Strong Flood seeks to overwhelm defenses stacked against the run on the strong side with multiple out routes, forcing defensive backs in coverage to pick which receivers to cover and often leaving an opening for the running back to slip through uncovered. In addition to the main attack on the strong side, the lone receiver split wide has the ability to take advantage of an unbalanced defense, possibly getting single coverage from the cornerback with a chance to get big yardage out of a deep sideline streak.

Jumbo Wing - Strong Flood

Probably the biggest strength of Strong Flood is its ability to work in unconventional situations. It's the kind of play to use when you need to convert a 3rd and long and your standard passing plays just haven't been working. It does best against straight-up man coverages, and is decent against softer zones, making it a nice little surprise for defenses who may not know what to expect when they see the Jumbo Wing formation on a passing down. The formation also makes it a good change-up to the running plays Jumbo Wing was built to execute. Defenses playing tough against the run will not have many defenders in pass coverage, and the flood of receivers to the outside may prove more than they can handle.

Player Assignments

Position Action
O-Line Pass Block
QB Dropback 3yd
SE 25yd Streak
Inside TE N1E1-N1E3-E2 (open)
Slot TE Pass Block
FB 10yd Corner
RB N3-N3E6 (open)

See the Madden Playbook Guide for a description of these symbols.

Read Progression

  1. TE drag out
  2. FB corner
  3. RB out
  4. SE streak

The read progression is fairly straightforward, though in most cases at least one receiver on the strong side will get held up either by intentional press coverage or simply by the heavy traffic, so you need to be prepared to make quick adjustments. On the strong side first look for the TE drag out which cuts right under the FB. This is a good bet against man coverage and is your best read against a blitz. You should almost never make this pass against short zone or press coverage though, even if the TE is not bumped the CB will be looking right at the QB and in perfect position to intercept the pass and take it the other way for six. It's okay to throw here early against deep zones though.

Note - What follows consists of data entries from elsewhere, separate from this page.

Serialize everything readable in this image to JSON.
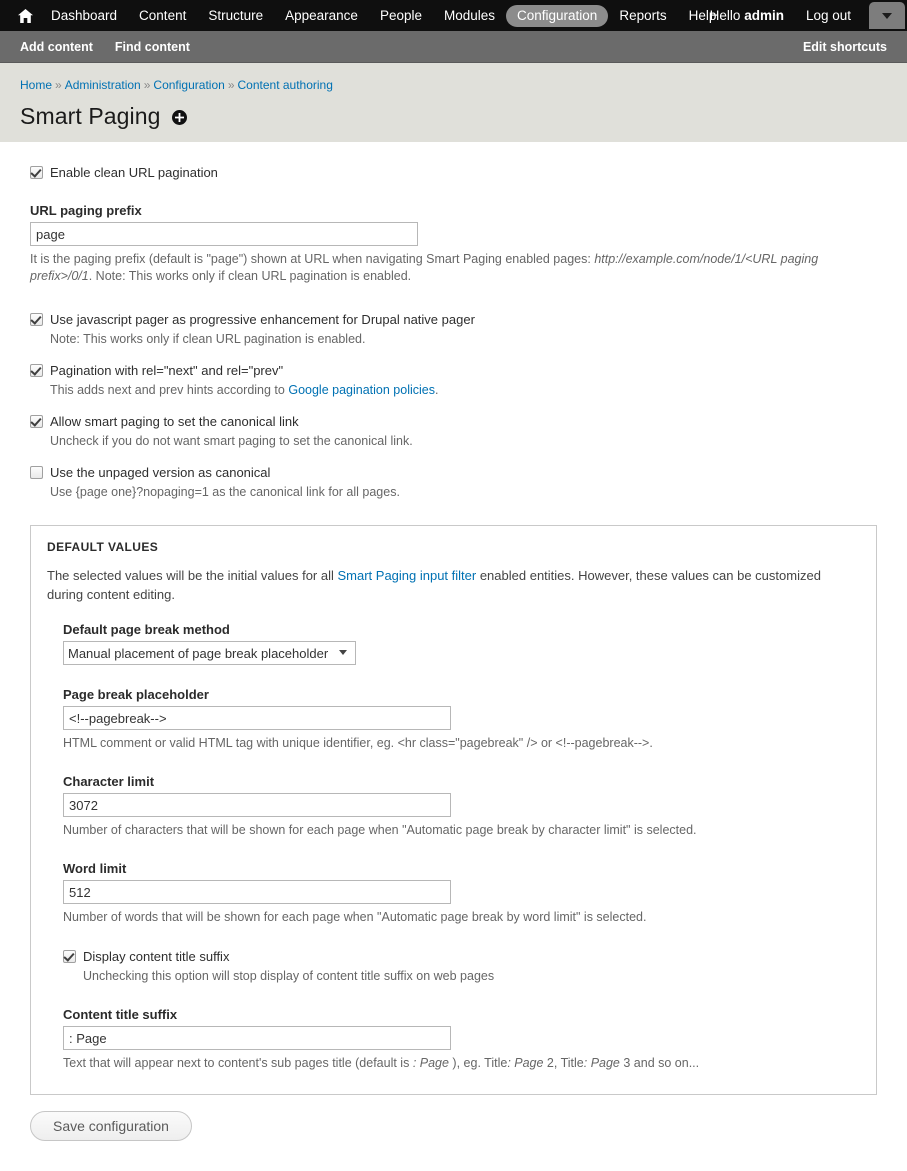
{
  "toolbar": {
    "home_icon": "home-icon",
    "menu": [
      {
        "label": "Dashboard",
        "active": false
      },
      {
        "label": "Content",
        "active": false
      },
      {
        "label": "Structure",
        "active": false
      },
      {
        "label": "Appearance",
        "active": false
      },
      {
        "label": "People",
        "active": false
      },
      {
        "label": "Modules",
        "active": false
      },
      {
        "label": "Configuration",
        "active": true
      },
      {
        "label": "Reports",
        "active": false
      },
      {
        "label": "Help",
        "active": false
      }
    ],
    "greeting_prefix": "Hello ",
    "user_name": "admin",
    "logout_label": "Log out",
    "toggle_icon": "chevron-down-icon"
  },
  "shortcuts": {
    "items": [
      {
        "label": "Add content"
      },
      {
        "label": "Find content"
      }
    ],
    "edit_label": "Edit shortcuts"
  },
  "breadcrumb": {
    "separator": "»",
    "items": [
      {
        "label": "Home"
      },
      {
        "label": "Administration"
      },
      {
        "label": "Configuration"
      },
      {
        "label": "Content authoring"
      }
    ]
  },
  "page": {
    "title": "Smart Paging",
    "add_shortcut_icon": "add-shortcut-icon"
  },
  "form": {
    "clean_url": {
      "label": "Enable clean URL pagination",
      "checked": true
    },
    "url_prefix": {
      "label": "URL paging prefix",
      "value": "page",
      "desc_part1": "It is the paging prefix (default is \"page\") shown at URL when navigating Smart Paging enabled pages: ",
      "desc_em": "http://example.com/node/1/<URL paging prefix>/0/1",
      "desc_part2": ". Note: This works only if clean URL pagination is enabled."
    },
    "js_pager": {
      "label": "Use javascript pager as progressive enhancement for Drupal native pager",
      "checked": true,
      "note": "Note: This works only if clean URL pagination is enabled."
    },
    "rel_next_prev": {
      "label": "Pagination with rel=\"next\" and rel=\"prev\"",
      "checked": true,
      "note_prefix": "This adds next and prev hints according to ",
      "note_link": "Google pagination policies",
      "note_suffix": "."
    },
    "canonical": {
      "label": "Allow smart paging to set the canonical link",
      "checked": true,
      "note": "Uncheck if you do not want smart paging to set the canonical link."
    },
    "unpaged_canonical": {
      "label": "Use the unpaged version as canonical",
      "checked": false,
      "note": "Use {page one}?nopaging=1 as the canonical link for all pages."
    },
    "defaults": {
      "legend": "DEFAULT VALUES",
      "desc_part1": "The selected values will be the initial values for all ",
      "desc_link": "Smart Paging input filter",
      "desc_part2": " enabled entities. However, these values can be customized during content editing.",
      "break_method": {
        "label": "Default page break method",
        "selected": "Manual placement of page break placeholder",
        "options": [
          "Manual placement of page break placeholder",
          "Automatic page break by character limit",
          "Automatic page break by word limit"
        ]
      },
      "placeholder_field": {
        "label": "Page break placeholder",
        "value": "<!--pagebreak-->",
        "desc": "HTML comment or valid HTML tag with unique identifier, eg. <hr class=\"pagebreak\" /> or <!--pagebreak-->."
      },
      "char_limit": {
        "label": "Character limit",
        "value": "3072",
        "desc": "Number of characters that will be shown for each page when \"Automatic page break by character limit\" is selected."
      },
      "word_limit": {
        "label": "Word limit",
        "value": "512",
        "desc": "Number of words that will be shown for each page when \"Automatic page break by word limit\" is selected."
      },
      "title_suffix_toggle": {
        "label": "Display content title suffix",
        "checked": true,
        "note": "Unchecking this option will stop display of content title suffix on web pages"
      },
      "title_suffix": {
        "label": "Content title suffix",
        "value": ": Page",
        "desc_p1": "Text that will appear next to content's sub pages title (default is ",
        "desc_em1": ": Page",
        "desc_p2": " ), eg. Title",
        "desc_em2": ": Page",
        "desc_p3": " 2, Title",
        "desc_em3": ": Page",
        "desc_p4": " 3 and so on..."
      }
    },
    "save_label": "Save configuration"
  },
  "colors": {
    "toolbar_bg": "#0f0f0f",
    "shortcut_bg": "#6b6b6b",
    "band_bg": "#e0e0da",
    "link": "#0071b3",
    "active_tab": "#8c8c8c"
  }
}
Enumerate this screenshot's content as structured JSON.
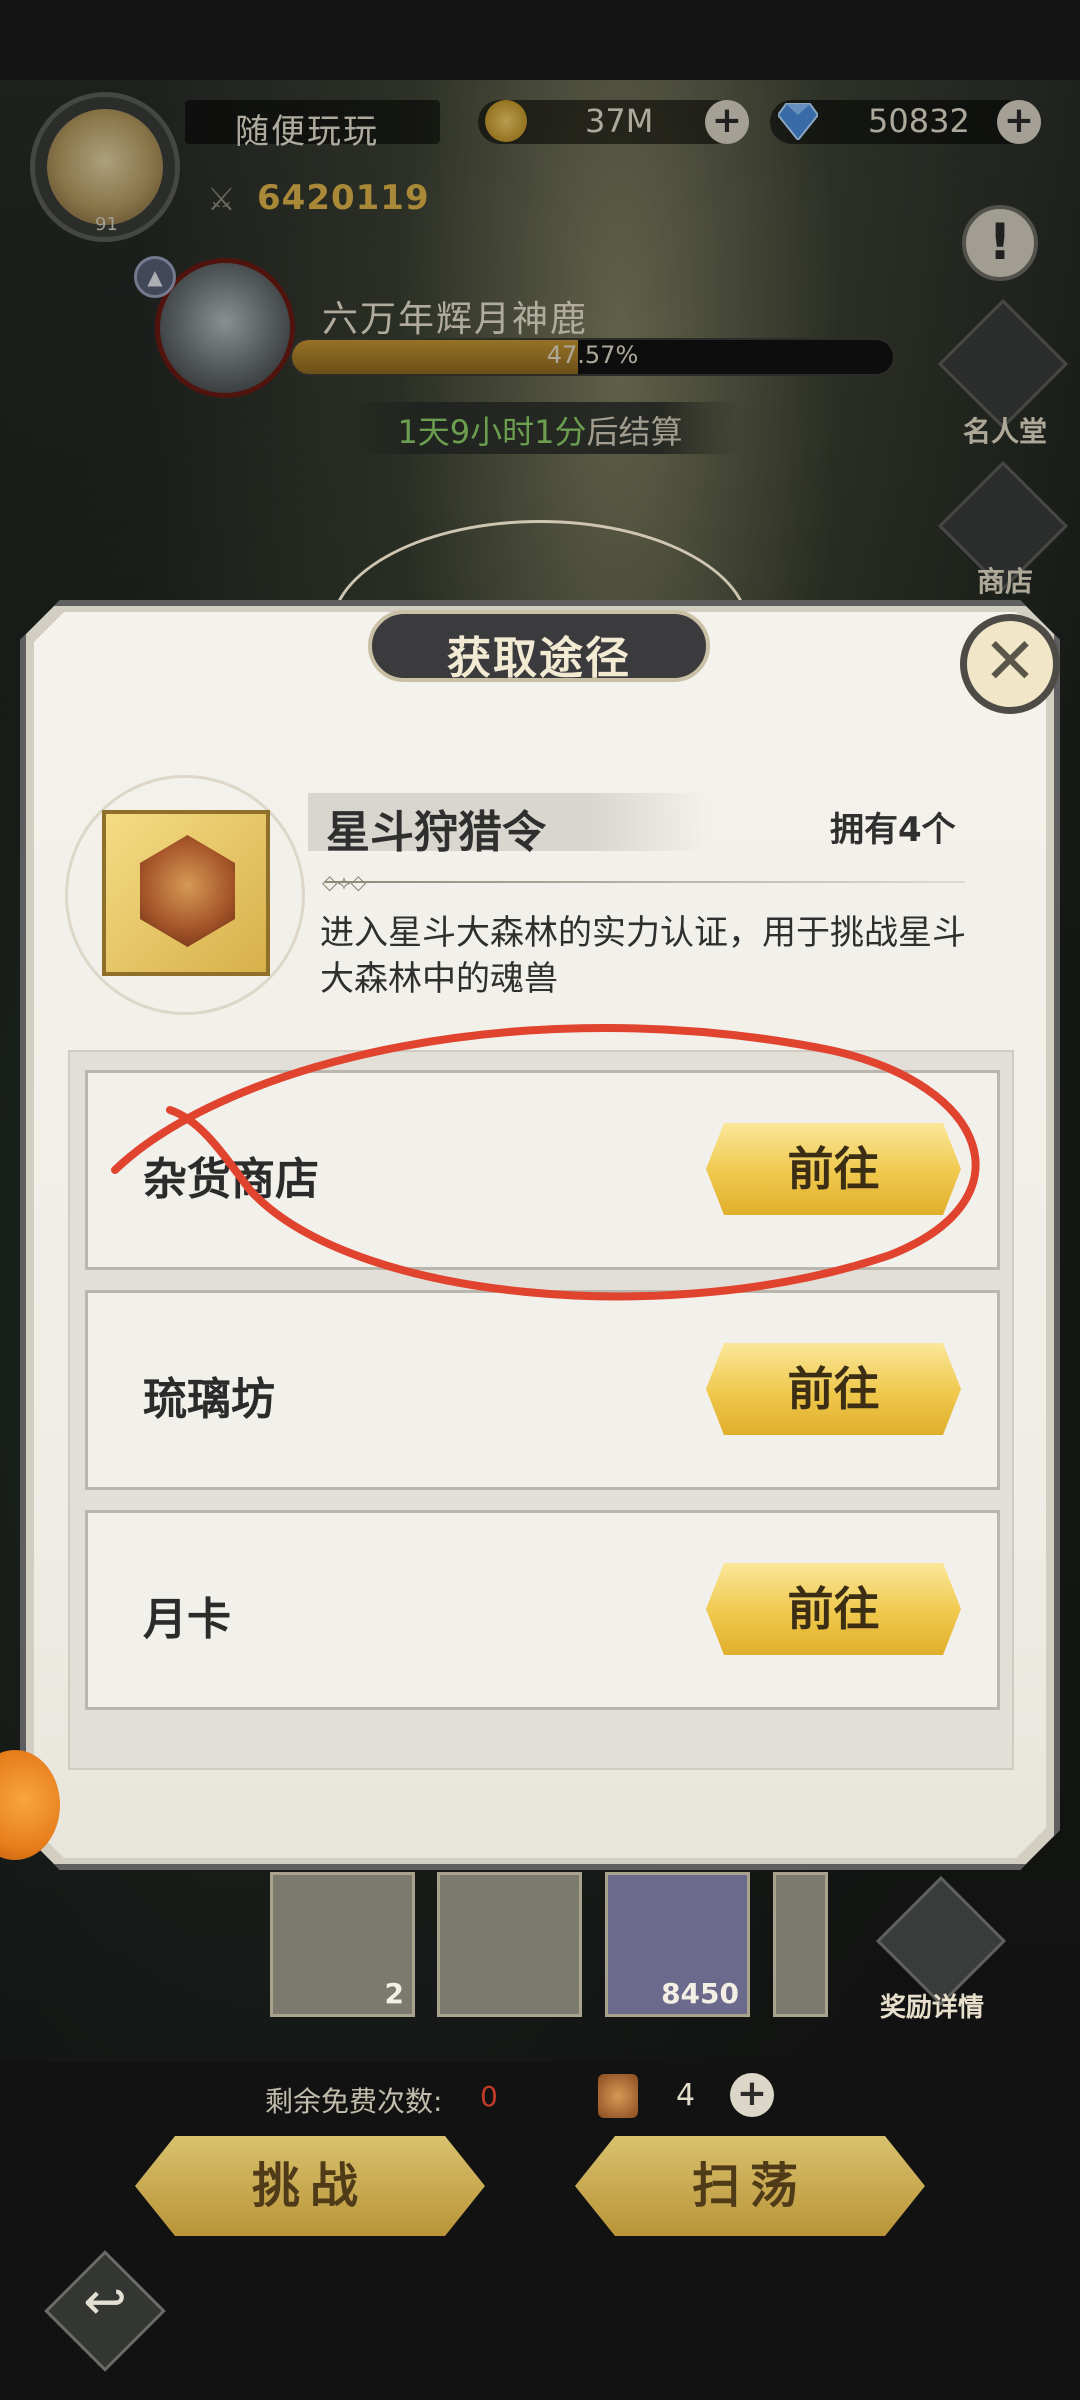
{
  "header": {
    "player_name": "随便玩玩",
    "player_level": "91",
    "combat_power": "6420119",
    "gold": "37M",
    "diamonds": "50832"
  },
  "boss": {
    "name": "六万年辉月神鹿",
    "progress_text": "47.57%",
    "progress_value": 0.4757,
    "timer_prefix": "1天9小时1分",
    "timer_suffix": "后结算"
  },
  "side_menu": {
    "hall_of_fame": "名人堂",
    "shop": "商店",
    "reward_details": "奖励详情"
  },
  "dialog": {
    "title": "获取途径",
    "close_label": "✕",
    "item_name": "星斗狩猎令",
    "owned": "拥有4个",
    "description": "进入星斗大森林的实力认证，用于挑战星斗大森林中的魂兽",
    "sources": [
      {
        "label": "杂货商店",
        "button": "前往"
      },
      {
        "label": "琉璃坊",
        "button": "前往"
      },
      {
        "label": "月卡",
        "button": "前往"
      }
    ]
  },
  "rewards": [
    {
      "qty": "2"
    },
    {
      "qty": ""
    },
    {
      "qty": "8450"
    }
  ],
  "bottom": {
    "free_label": "剩余免费次数:",
    "free_count": "0",
    "ticket_count": "4",
    "challenge_button": "挑战",
    "sweep_button": "扫荡",
    "back_glyph": "↩"
  },
  "colors": {
    "accent_gold": "#e2b64b",
    "progress_green": "#8fd36a",
    "annotation_red": "#e0442f"
  }
}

Next look for the FB deep. Try to throw this right after he makes his break. If he is held up in traffic, you may want to look for him after the RB. The RB out pattern is the primary route in this play. It follows behind the shallow TE and deep FB routes, shooting into the open area created as the defenders split to cover these routes. While most successful against man coverage, a hard throw early before the break or later towards the sideline may work against zone coverage. Just be sure to put a lot on the throw to minimize the time the defenders have to react. Finally, the SE streak is the last read. Although the throw should come after the other reads, you may want to take a quick peek at the free safety right after the snap. This will tell you whether the SE will be single covered, which will help you decide which side of the field to attack for the best results.